Teachers studying for a higher degree have two major obstacles to overcome. The first is financial. Higher degrees do not come cheap and most teachers will not qualify for the usual grants and bursaries open to those taking first degrees. My three-year MA course today would cost Pounds 1,645. I was fortunate enough to have financial support offered by my headteacher and governors, but such support is dependent on those who hold the purse strings.
Time is the second problem. The workload of teachers has steadily increased in recent years. My own answer to this has been "learner know thyself".
Studying for a higher degree while teaching full time is not for the poorly motivated, and requires tenacity, self-organisation and stamina. What might seem a good idea during the summer holidays will need to be followed through for at least three years.
I completed my own first degree with the Open University; as this was a flexible arrangement which suited me, I decided to keep with the OU for my Masters.
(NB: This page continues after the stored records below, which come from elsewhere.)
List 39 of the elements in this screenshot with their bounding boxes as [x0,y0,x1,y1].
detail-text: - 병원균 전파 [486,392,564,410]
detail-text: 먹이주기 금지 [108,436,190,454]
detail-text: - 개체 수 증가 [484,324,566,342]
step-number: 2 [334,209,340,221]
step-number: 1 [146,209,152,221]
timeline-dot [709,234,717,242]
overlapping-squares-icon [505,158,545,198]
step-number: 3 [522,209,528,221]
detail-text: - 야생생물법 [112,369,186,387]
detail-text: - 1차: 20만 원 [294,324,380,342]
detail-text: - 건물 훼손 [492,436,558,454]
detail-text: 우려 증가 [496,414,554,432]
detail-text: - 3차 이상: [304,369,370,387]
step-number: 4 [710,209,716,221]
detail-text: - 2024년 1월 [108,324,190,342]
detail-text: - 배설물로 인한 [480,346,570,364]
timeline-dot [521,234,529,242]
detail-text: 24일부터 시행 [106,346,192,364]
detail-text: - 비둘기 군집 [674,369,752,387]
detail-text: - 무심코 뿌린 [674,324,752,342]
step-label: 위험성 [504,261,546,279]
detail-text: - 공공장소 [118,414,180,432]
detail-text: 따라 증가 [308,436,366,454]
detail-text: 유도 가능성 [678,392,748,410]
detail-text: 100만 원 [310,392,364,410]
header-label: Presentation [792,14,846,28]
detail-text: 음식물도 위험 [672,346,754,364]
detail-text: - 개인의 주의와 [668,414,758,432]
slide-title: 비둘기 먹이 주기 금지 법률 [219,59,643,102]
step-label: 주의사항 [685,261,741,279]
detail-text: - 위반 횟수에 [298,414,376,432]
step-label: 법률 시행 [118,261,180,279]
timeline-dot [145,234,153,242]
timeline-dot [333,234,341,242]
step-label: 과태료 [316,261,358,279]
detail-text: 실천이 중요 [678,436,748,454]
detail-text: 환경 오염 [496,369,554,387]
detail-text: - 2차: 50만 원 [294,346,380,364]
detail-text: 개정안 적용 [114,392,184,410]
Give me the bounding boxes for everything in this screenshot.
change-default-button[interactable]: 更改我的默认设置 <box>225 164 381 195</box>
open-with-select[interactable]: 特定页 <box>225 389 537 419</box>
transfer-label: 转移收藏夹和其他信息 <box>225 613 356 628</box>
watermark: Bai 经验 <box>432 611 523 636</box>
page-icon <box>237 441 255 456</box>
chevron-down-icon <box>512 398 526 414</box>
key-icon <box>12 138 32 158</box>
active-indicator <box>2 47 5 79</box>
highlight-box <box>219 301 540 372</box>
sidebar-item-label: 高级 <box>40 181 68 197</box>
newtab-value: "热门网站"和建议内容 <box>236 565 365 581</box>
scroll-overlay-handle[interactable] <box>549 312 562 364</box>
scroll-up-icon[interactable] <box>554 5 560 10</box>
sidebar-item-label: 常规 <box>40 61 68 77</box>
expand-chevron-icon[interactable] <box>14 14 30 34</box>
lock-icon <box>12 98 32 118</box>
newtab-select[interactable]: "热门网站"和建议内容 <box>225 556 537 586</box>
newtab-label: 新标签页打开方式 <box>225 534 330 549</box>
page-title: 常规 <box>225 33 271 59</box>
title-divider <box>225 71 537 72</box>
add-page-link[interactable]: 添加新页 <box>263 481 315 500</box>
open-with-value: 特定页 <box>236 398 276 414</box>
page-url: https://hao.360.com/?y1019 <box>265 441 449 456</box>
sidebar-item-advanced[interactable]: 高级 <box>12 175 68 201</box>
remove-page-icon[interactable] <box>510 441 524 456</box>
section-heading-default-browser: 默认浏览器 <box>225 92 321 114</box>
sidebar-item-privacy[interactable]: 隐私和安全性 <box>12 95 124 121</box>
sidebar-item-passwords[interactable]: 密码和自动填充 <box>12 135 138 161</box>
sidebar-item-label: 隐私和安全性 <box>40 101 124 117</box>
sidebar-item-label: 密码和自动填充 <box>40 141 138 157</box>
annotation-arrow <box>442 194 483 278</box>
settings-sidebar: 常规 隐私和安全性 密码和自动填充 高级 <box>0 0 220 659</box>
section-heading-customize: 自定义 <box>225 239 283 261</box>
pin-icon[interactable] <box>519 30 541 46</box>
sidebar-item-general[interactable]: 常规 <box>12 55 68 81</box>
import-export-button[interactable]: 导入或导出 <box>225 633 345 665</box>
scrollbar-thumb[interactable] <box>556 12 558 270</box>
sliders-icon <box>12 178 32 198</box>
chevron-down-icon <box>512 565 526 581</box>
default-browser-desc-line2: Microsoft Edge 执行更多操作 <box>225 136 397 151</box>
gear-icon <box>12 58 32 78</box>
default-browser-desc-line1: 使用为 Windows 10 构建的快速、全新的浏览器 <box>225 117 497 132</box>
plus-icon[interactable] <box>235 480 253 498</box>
But some students need the stimulus of close contact with others, and for teachers who prefer studying in this way there can be difficulties in the conflicting demands of attendance at university and the increasing number of school evening activities.
There is a lot to be learnt from the experience beyond the academic knowledge acquired. As a student I have become more sensitive to the influence of the tutor. Most of my tutors were helpful and encouraging, but I felt that one was sarcastic and unfair. I attempted to overcome this by communicating with the tutor directly and, when this failed, by complaining to the university management. Neither course had any effect, and it seemed more a matter of determination and the support of my husband, family and friends that enabled me to win through.
As an adult, experienced in facing challenges, I still felt sufficiently demotivated by my experience with this tutor seriously to consider dropping out at one point. When I read now reports of pupils truanting because they believe the teacher had ridiculed them I know how they feel.